Objectives To investigate the temporal trends and ethnic and socioeconomic disparities in cruciate ligament (CL) injury incidence and associated costs in New Zealand over a 14-year period.

Methods All CL injury claims lodged between 2007 and 2020 were extracted from the Accident Compensation Corporation (a nationwide no-fault injury compensation scheme) claims dataset. Age-adjusted and sex-adjusted incidence rates, total injury costs and costs per claim were calculated for each year for total population and subgroups.

Results The total number of CL injury claims increased from 6972 in 2007 to 8304 in 2019, then decreased to 7068 in 2020 (likely due to widespread COVID-19 restrictions; analysis is therefore restricted to 2007–2019 hereafter).
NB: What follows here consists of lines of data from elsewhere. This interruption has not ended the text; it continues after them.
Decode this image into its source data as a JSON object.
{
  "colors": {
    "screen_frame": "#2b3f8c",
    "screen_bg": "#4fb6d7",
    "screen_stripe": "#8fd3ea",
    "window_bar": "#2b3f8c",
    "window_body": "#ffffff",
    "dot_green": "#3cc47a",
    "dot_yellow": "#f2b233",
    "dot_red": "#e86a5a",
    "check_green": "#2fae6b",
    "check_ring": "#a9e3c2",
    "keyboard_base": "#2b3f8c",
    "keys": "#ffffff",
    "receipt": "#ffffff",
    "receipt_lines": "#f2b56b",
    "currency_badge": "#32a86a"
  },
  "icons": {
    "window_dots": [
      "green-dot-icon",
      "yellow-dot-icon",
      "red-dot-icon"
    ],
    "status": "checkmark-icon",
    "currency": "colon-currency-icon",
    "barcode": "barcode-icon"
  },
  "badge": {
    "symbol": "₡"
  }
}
The (age-adjusted and sex-adjusted) incidence rate remained largely unchanged and was 173 cases per 100 000 people in 2019. There was a 127% increase in total injury claims costs and a 90% increase in costs per claim. Pacific people had the highest incidence rate and costs per 100 000 people, while Asians had the lowest; European, Māori and ‘other’ ethnicities had similar incidence rates and total costs. Incidence rates and total costs increased with income and decreased with neighbourhood deprivation. Costs per claim differed little by ethnicity, but increased with income level.

Conclusion The number and costs of CL injury claims in New Zealand are increasing. There are ethnic and socioeconomic disparities in CL incidence rates and costs, which are important to address when designing CL injury prevention programmes and programmes aimed at improving equity of access to medical care.